DoS Defense is a Two Way Street

Whoa! Someone wake me up from my drug induced hallucination. I'm checking out the news wires and I see visions of Smurfs and Fraggles dancing in my eyes. It's been a long time since I've thought of those endearing blue and orange folks that spawned so many drinking games, so long ago. But enough about my misspent youth.

I'm actually referring to a cutesy press release from Panda Software about Denial of Service attacks (DoS). DoS involves flooding a network (or device) with an ungodly amount of traffic, effectively bringing down the network of the victim. Smurfing and Fraggling were two common DoS attack techniques.

In the good old days (like 3 years ago), very high profile sites would be subjected to coordinated DoS attacks and would be impacted and even brought down. Nowadays, this is less of a problem for the mega-sites that can afford to employ sophisticated network architecture defenses and throw lots of money at ensuring the problem doesn't happen. Larger ISPs are also much more adept now at controlling DoS attacks. They've got all the fancy equipment. It's been a while since DoS was prominent in the news.

But recently, the enterprising guy that started the Million-Dollar Homepage was subjected to a shake down from mobsters looking for protection money. Read CNET's coverage. Yet, the tool of destruction wasn't breaking the guys kneecaps, it was taking his site down in a coordinated DoS attack. 

This poor guy's ISP was basically rendered useless because it was a small shop that couldn't afford sophisticated defenses. So what would you do if subjected to this kind of attack?

First, you try to find the perpetrator, right? Well, that's not going to happen, since DoS attacks are launched by an army of zombie computers, acting on the direction of the zombie controller. So it's kind of like being subjected to death by 1000's of cuts, except there are probably 10,000s of computers blasting your network.

Maybe you can implement a network firewall as Panda suggests in their press release? Well, duh! Sure a firewall can stop the traffic, but the whole concept of the DoS attack is to send massive amounts of traffic that makes your equipment wilt (and maybe the equipment of the ISP) under the flood, bringing down your network. That seems like a very simplistic answer to me.

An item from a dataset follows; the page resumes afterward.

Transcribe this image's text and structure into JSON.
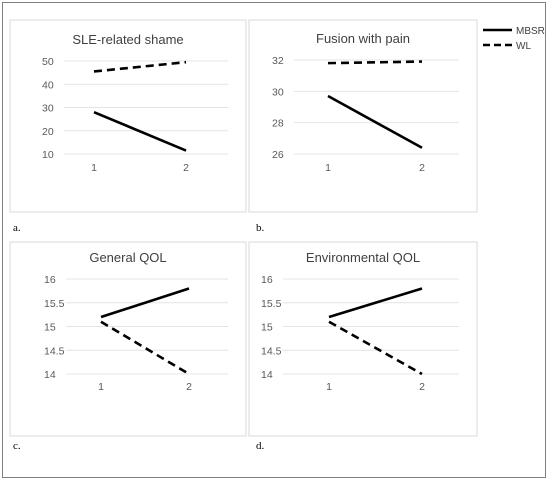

Basically, the good news is that it's very very unlikely that you'll be directly targeted by a DoS attack. If you have a highly popular website, the odds go up. If you are targeted, here's what you do:

1. BUY A BIGGER FIREWALL THAT ISN'T GOING TO MELT - There is equipment out there that will both block traffic (firewall) and prevent intrusions (IPS) at wire speed. If you are under attack, buy one now. Then your network won't be the issue, next you need to...
   
2. Work with your ISP to make sure their network can shut down the points of attack - This is hard, but needs to be done in the stream of the attack. Even if your network is up, the ISP still needs to be able to deliver the traffic. If your ISP isn't up to that task...
3. Find a new ISP that is - The big ISPs are very experienced in dealing with these situations. It will cost you an arm and a leg to have them fix it, but does that cost more than having your network (and therefore probably your business) down? Probably not. It's always good to ask for foregiveness, so...
   
4. Notify your customers as to what is going on - Customers are your lifeblood, and if you are honest with them about the fact that you are under attack and working to remedy the situation ASAP, you will get a pass. For a little while anyway. Then, revenge is usually on your mind, so...
   
5. Work with the authorities to try to catch the attackers - OK, this is a long shot, but it's good to do the right thing and report this. Maybe someone will get lucky and find them.
   
6. If you are religious, you may want to pray a bit - Who knows, maybe divine intervention can help... (I'm kidding on this one)
   

1. Throw in some anomaly detection equipment - This equipment will quickly pinpoint and adapt to out of the ordinary spikes in traffic. This is expensive stuff, but it's a cost of doing business. Just ask the Million Dollar Homepage guy.
2. Make sure you stay very friendly with your ISPs - Notice I used the term ISPs (like plural - you use multiple ISPs for diverse routing and contingency planning, RIGHT?). You also need to have a well orchestrated plan in the event of another attack. Remember, fool me once - shame on you. Fool me twice - shame on me.
   

Now part of being a good netizen is to also ensure devices on your network are not zombies that can be used to launch DoS attacks on someone else. So, using endpoint security products on your network devices (especially the mobile ones) keeps spyware and other Trojans at bay. If your network is substantial, implementing anomaly detection is also a good thing. Right now, these are stand-alone devices, but the capability is being rapidly integrated into intrusion prevention and network switching fabrics. So you won't have to pay big bucks for network-based anomaly detection, it will be thrown in for good measure. Don't you just love the technology business?

And most of all, don't pay the money to the mobsters. It sets a really bad precedent. Don't you watch the Sopranos?